Nos roban el paisaje

Desde el balcón se podía ver el Cayambe, el Antisana y el Cotopaxi. Menos espectaculares, también estaban en el horizonte el Sincholagua, la ceja negra del Rumiñahui, la sierra dentada del Puntas y la pirámide del Iliniza. Ya no están más. Ahora hay una mole de cemento, un esperpento presuntuoso, una masa que con su brutal mal gusto acabó con el paisaje. Está ciudad moderna, esa que significa "desarrollo", esa sin humanidad, llena de fealdad y basura, de automovilistas presurosos y de nuevos ricos embelesados en su tontería.

La expropiación del paisaje es un hecho ilegítimo que envenena la vida, que nos entierra en el cemento, que rompe el encuentro con el país que podía descubrirse en la cordillera, en el sol que llegaba pronto y, a veces, en la luna perdida entre las luces de la ciudad. Nadie se ha planteado que el paisaje es un derecho tan humano como la libertad, y más importante que la autorización para edificar cualquier despropósito urbanístico con la espesa complicidad municipal. Y esto porque la reclusión a que los rascacielos nos condenan entristece a los que tienen todavía un ápice de sensibilidad, un poco de afecto por cosas distintas de aquella esperpéntica cultura, que gira en torno a edificios horribles y a bloques infamantes, que almacenan docenas de gentes que, probablemente, nunca han visto una montaña.

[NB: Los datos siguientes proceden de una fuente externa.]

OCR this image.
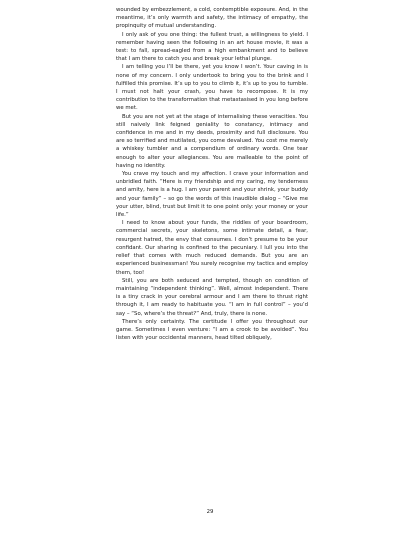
wounded by embezzlement, a cold, contemptible exposure. And, in the meantime, it’s only warmth and safety, the intimacy of empathy, the propinquity of mutual understanding.

I only ask of you one thing: the fullest trust, a willingness to yield. I remember having seen the following in an art house movie, it was a test: to fall, spread-eagled from a high embankment and to believe that I am there to catch you and break your lethal plunge.

I am telling you I’ll be there, yet you know I won’t. Your caving in is none of my concern. I only undertook to bring you to the brink and I fulfilled this promise. It’s up to you to climb it, it’s up to you to tumble. I must not halt your crash, you have to recompose. It is my contribution to the transformation that metastasised in you long before we met.

But you are not yet at the stage of internalising these veracities. You still naively link feigned geniality to constancy, intimacy and confidence in me and in my deeds, proximity and full disclosure. You are so terrified and mutilated, you come devalued. You cost me merely a whiskey tumbler and a compendium of ordinary words. One tear enough to alter your allegiances. You are malleable to the point of having no identity.

You crave my touch and my affection. I crave your information and unbridled faith. “Here is my friendship and my caring, my tenderness and amity, here is a hug. I am your parent and your shrink, your buddy and your family” – so go the words of this inaudible dialog – “Give me your utter, blind, trust but limit it to one point only: your money or your life.”

I need to know about your funds, the riddles of your boardroom, commercial secrets, your skeletons, some intimate detail, a fear, resurgent hatred, the envy that consumes. I don’t presume to be your confidant. Our sharing is confined to the pecuniary. I lull you into the relief that comes with much reduced demands. But you are an experienced businessman! You surely recognise my tactics and employ them, too!

Still, you are both seduced and tempted, though on condition of maintaining “independent thinking”. Well, almost independent. There is a tiny crack in your cerebral armour and I am there to thrust right through it, I am ready to habituate you. “I am in full control” – you’d say – “So, where’s the threat?” And, truly, there is none.

There’s only certainty. The certitude I offer you throughout our game. Sometimes I even venture: “I am a crook to be avoided”. You listen with your occidental manners, head tilted obliquely,

29
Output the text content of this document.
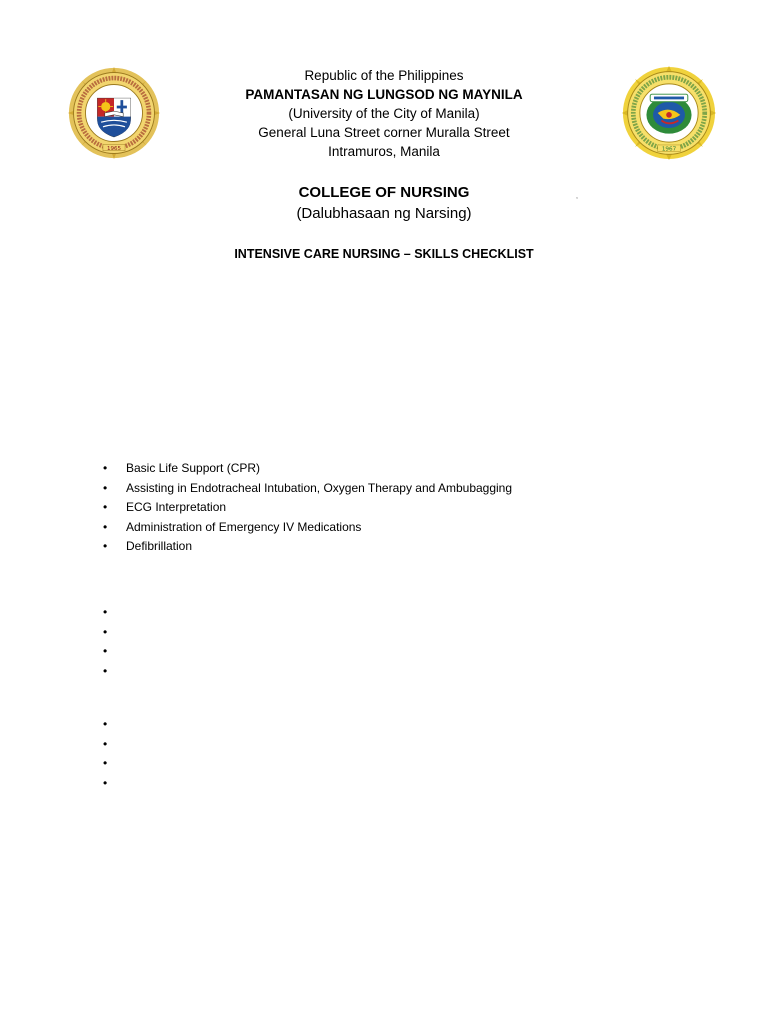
1965	1967
Republic of the Philippines
PAMANTASAN NG LUNGSOD NG MAYNILA
(University of the City of Manila)
General Luna Street corner Muralla Street
Intramuros, Manila
COLLEGE OF NURSING
(Dalubhasaan ng Narsing)
,
INTENSIVE CARE NURSING – SKILLS CHECKLIST
• Basic Life Support (CPR)
• Assisting in Endotracheal Intubation, Oxygen Therapy and Ambubagging
• ECG Interpretation
• Administration of Emergency IV Medications
• Defibrillation
•
•
•
•
•
•
•
•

Estamos asistiendo a la demolición de paisaje, a la transformación del país en un suburbio, en una inmensa y espantosa factoría. Estamos degradando la casa, vendiendo por una baratija la libertad de mirar, de ser personas y no consumidores, de tener sensibilidades distintas. Pronto no quedará nada, ni montañas limpias, ni agua pura, ni caminos vecinales, ni campo, ni pueblos auténticos... Habremos encementado todo entre el aplauso interesado de los unos y la indolencia de los otros. Habremos tumbado el último árbol que incomoda a los que nos planifican la vida. Se dirá entonces que hemos progresado, ¿hacia dónde y en beneficio de quién? Presentaremos a ese arrabal como país, orgullosos de haber dilapidado lo que recibimos. Habremos incurrido en la tontería universal, en la ceguera que no deja ver más allá de la autopista, en la ignorancia de creer que el país termina a la vuelta, y no más allá del interés de cada cual.

Yo postulo que el paisaje es un derecho humano, una opción que no puede derogarse. La ciudad no puede ser una prisión encubierta por obras fastuosas y disparates políticos; que lo que nos rodea, la cordillera, el páramo y el espacio son prolongación de cada uno, circunstancia que se incorpora a la persona. Nadie puede expropiarnos el paisaje ni condenarnos a vivir mirando la pared de enfrente, o soportando la contaminación en nombre de ningún progreso. Postulo que no nos pueden robar el horizonte.